Benjamin von Stuckrad-Barre im Interview zum neuen Buch und Auftritt in Bremen
„Als ich ,Bremen‘ sagte, änderte das alles.“
Mit ihrem neuen Gesprächsband „Kein Grund, gleich so rumzuschreien“ kommen die Autoren Martin Suter und Benjamin von Stuckrad-Barre im Februar live nach Bremen in die Glocke. Suters Romane „Melody“ und „Der letzte Weynfeldt“ feiern international Erfolge, während der gebürtige Bremer Benjamin von Stuckrad-Barre für seine Bestseller „Soloalbum“, „Panikherz“ und „Noch wach?“ gefeiert wurde. 2020 veröffentlichten die beiden Literaten ihren gemeinsamen Bestseller „Alle sind so ernst geworden“ – und legen nun nach. Die Themen sind vielfältig: Blumen, Camping, Albträume, Eitelkeit, Rasenmähroboter und Liebe. Im Gespräch verrät von Stuckrad-Barre, warum Freundschaften Diskussionen aushalten sollten, er auf der Bühne eine Rolle einnimmt und wer dafür sorgte, dass er sich noch immer als Bremer bezeichnet.
Wie kam es zur erneuten Zusammenarbeit mit Martin Suter?

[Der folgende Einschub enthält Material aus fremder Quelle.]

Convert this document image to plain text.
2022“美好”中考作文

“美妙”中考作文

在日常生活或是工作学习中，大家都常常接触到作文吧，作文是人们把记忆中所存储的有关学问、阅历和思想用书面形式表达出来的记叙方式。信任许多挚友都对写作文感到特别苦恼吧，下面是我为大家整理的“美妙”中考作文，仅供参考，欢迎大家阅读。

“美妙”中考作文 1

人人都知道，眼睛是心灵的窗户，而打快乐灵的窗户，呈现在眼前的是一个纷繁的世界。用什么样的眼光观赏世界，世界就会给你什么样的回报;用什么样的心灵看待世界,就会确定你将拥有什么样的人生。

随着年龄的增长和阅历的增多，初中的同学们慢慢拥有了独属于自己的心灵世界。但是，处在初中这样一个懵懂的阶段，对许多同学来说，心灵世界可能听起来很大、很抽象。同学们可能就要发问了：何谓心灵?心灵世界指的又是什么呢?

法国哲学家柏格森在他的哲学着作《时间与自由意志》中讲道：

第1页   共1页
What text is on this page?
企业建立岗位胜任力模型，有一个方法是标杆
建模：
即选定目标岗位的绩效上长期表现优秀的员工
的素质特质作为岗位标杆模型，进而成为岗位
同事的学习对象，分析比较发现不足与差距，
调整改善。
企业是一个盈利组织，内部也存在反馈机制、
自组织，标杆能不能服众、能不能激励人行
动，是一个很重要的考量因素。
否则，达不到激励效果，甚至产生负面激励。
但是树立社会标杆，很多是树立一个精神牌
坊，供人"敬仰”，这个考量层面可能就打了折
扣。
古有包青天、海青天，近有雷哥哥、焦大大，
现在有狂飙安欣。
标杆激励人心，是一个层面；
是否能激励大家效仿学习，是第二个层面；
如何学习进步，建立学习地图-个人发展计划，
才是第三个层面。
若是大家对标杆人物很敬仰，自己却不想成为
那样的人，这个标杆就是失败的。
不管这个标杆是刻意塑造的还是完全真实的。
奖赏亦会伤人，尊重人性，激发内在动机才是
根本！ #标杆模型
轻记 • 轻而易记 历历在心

Wir haben einfach weitergesprochen (lacht). Gleich am Tag unseres Kennenlernens vor acht Jahren haben wir damit begonnen, ausführliche Gespräche zu führen, mitzuschneiden und später dann zu bearbeiten. Vor gut vier Jahren entstand daraus unser erster gemeinsamer Gesprächsband. Danach gingen das Leben, unsere Freundschaft und auch diese Gespräche weiter und die gemeinsame Ausarbeitung davon. Diese Zusammenarbeit ist für uns beide eine schöne Abwechslung zwischen Romanprojekten, für die man sich gezielt in die Einsamkeit begibt. Es macht mitunter einfach Freude, zu kooperieren. Das öffnet den Blick und auch das Denken.
Sie nehmen Ihre gemeinsamen Gespräche immer auf?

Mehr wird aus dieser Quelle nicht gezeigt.